放課後の校舎、教室棟から特別棟へ向かう渡り廊下で佇んでいる女子。
教室棟側寄りの場所で窓ガラスに張り付いて、一階へと視線を落としていた。
「そこ、ダンスホールよく見えるよな」
特別棟の一階にあるダンスホール。壁側は鏡張りで、レッスンバーが備えてある。実際には集会やあらゆる体育教科で使われるが、放課後はダンス部のメイン練習場所になる部屋だ。
「レイ先輩だ」
女子の横に並んで、俺もダンスホールへ視線を向ける。
フォーメーションの中心で、レイ先輩が踊っている。長い手足を伸ばして、真剣な表情で。
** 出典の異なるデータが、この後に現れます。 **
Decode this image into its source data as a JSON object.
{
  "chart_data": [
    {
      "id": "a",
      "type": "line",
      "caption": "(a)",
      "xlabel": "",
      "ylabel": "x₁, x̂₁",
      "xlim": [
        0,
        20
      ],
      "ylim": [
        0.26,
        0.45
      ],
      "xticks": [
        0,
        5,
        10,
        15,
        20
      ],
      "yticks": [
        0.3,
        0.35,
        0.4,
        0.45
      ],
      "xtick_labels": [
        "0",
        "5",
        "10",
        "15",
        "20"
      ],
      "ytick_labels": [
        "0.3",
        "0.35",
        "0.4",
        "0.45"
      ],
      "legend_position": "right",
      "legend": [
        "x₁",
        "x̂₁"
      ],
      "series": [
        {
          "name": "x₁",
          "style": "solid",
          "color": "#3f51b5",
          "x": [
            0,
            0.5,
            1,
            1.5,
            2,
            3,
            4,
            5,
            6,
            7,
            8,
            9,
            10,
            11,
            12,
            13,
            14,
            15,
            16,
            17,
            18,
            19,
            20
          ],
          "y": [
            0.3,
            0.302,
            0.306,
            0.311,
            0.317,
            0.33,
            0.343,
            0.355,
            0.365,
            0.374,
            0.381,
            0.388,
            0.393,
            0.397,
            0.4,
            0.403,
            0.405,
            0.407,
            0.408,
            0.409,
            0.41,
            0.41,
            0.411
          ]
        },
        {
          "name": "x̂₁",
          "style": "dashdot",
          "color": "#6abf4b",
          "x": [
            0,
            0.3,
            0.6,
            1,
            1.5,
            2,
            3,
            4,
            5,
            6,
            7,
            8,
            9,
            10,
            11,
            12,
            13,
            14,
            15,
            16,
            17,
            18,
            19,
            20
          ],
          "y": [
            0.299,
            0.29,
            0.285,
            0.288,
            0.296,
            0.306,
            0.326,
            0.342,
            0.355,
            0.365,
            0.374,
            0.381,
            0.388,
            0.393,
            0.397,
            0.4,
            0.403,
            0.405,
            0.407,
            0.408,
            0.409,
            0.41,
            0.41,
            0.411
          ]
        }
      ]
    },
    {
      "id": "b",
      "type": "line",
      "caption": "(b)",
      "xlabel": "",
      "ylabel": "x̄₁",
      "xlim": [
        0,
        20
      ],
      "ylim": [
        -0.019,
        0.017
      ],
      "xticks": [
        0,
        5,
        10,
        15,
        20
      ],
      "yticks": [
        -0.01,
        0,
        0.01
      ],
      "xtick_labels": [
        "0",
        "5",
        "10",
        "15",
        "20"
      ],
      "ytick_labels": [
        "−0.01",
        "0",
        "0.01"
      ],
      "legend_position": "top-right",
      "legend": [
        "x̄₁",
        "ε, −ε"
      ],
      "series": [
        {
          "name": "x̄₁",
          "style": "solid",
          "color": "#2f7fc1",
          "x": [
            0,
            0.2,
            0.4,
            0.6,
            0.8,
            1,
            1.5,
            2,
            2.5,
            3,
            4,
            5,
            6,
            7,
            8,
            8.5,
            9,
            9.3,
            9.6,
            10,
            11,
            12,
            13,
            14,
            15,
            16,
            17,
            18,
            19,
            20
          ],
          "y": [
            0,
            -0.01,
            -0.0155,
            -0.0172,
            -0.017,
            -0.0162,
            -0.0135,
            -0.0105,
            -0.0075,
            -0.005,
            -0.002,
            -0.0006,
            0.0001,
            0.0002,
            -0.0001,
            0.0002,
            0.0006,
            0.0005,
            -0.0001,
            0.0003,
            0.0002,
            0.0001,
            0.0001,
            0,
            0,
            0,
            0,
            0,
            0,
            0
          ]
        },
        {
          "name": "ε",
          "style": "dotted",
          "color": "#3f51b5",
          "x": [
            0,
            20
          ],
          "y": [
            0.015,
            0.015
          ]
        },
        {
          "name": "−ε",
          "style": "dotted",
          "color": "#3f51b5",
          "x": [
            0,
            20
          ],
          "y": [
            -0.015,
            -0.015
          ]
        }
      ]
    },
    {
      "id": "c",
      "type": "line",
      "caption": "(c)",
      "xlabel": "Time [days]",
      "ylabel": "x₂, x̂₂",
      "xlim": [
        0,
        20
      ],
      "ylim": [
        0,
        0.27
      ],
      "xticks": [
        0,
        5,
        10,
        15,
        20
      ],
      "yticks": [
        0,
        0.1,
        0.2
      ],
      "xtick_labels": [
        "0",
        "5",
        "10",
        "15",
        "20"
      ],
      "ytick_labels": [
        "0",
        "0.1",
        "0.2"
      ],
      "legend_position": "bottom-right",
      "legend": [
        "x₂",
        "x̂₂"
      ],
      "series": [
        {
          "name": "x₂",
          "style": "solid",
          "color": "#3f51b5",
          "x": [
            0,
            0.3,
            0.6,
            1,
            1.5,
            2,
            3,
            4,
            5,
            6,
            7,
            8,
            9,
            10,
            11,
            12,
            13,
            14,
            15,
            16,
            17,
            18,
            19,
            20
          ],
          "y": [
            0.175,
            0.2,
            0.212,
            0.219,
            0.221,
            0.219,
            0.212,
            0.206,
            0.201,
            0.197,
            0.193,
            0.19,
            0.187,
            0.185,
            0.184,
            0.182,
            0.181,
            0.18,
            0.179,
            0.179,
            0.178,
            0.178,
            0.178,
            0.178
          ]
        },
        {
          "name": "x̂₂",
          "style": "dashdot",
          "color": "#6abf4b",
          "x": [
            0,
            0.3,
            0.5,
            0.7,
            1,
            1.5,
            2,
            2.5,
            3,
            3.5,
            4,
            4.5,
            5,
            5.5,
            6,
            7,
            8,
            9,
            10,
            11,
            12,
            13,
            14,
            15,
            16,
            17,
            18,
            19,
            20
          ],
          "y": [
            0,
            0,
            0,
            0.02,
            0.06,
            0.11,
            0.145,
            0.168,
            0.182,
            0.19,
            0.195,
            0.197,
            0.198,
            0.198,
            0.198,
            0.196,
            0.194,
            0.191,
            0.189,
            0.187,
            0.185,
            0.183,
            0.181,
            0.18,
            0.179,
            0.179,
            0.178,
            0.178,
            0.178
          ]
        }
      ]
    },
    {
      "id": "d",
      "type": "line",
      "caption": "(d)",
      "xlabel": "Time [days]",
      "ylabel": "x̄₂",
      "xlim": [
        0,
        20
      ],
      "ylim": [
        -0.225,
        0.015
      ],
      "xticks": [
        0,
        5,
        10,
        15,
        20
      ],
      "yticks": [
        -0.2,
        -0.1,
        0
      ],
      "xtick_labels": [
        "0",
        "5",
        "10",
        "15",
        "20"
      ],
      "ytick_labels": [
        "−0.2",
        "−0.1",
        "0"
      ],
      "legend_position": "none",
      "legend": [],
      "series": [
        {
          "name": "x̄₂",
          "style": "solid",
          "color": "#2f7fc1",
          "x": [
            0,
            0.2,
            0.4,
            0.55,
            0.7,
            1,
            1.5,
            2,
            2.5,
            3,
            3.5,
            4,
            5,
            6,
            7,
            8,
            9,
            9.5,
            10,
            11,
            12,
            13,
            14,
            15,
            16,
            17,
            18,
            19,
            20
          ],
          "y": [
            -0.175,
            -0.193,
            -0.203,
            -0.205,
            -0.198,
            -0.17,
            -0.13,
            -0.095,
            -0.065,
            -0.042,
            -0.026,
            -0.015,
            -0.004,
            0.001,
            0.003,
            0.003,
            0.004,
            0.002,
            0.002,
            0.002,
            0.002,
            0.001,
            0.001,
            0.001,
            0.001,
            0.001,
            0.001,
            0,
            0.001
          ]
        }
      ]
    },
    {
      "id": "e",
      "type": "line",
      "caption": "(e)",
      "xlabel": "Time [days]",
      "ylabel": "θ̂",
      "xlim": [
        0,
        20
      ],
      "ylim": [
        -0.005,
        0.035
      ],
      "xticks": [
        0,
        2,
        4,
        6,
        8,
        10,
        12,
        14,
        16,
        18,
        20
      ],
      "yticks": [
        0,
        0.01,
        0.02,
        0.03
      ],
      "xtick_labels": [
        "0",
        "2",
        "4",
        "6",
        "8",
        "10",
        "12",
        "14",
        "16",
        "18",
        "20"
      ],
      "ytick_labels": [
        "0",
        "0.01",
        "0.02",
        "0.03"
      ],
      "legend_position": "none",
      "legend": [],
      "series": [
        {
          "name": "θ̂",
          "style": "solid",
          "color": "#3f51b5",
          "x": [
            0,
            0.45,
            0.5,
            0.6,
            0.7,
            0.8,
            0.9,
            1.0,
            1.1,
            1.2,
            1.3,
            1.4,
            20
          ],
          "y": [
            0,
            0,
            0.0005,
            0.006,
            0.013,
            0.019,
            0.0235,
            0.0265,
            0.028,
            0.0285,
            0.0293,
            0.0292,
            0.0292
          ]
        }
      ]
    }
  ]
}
一緒に踊る部員の中には、レイ先輩への推し活に励むクラスメイトたちもいた。浮ついた様子はなく、彼女たちも一様に真剣に踊っていた。
「
「
真緒は『レイ先輩推し女子』たちの中にいた一人だ。その中で唯一、ダンス部所属ではなかった。
「レイちゃん、やっぱりかっこいいな」
「みんな真緒とレイちゃんが幼馴染って、知ってんの?」
俺と、真緒と、レイちゃん。
俺たち三人は、中学校入学前から親しい幼馴染の間柄だった。
「言ってないよ。言ったら、みんな大騒ぎしそうだもん」
「困るか?」
「んー。うるさいだけで、困りはしないと思うけど。みんな同担拒否じゃないから嫉妬とかしないし、リアコ勢でもないしね」
同担拒否は、推しが被るのを嫌がること。
リアコは、推しにリアルで恋をすること、だったか。
「真緒は?」
放課後こっそり、レイちゃんを見つめていて。
小さい頃から、俺よりもずっとレイちゃんにくっついて回っていた、真緒は。
「リアコとかじゃ、ないの」
「何言ってるの、久くん」
はしゃぐ女子の群れ、その端っこから『推しってやつだよ』と真緒は言った。
「レイ先輩は、私の推しだよ」
「……推しって、思ってたら」
真緒の中で、なんか紛れんの?
そう言おうとしたけど、言わなかった。
俺は真緒に背を向けた。
「帰るわ」
「うん。じゃあね、久くん」
一緒に帰ろうとか言いながら、真緒がついてくるかなとも思ったけれど。そんなことはなく。
特別棟の一階に視線を向けて、再び真緒は『推し活』に励むのだった。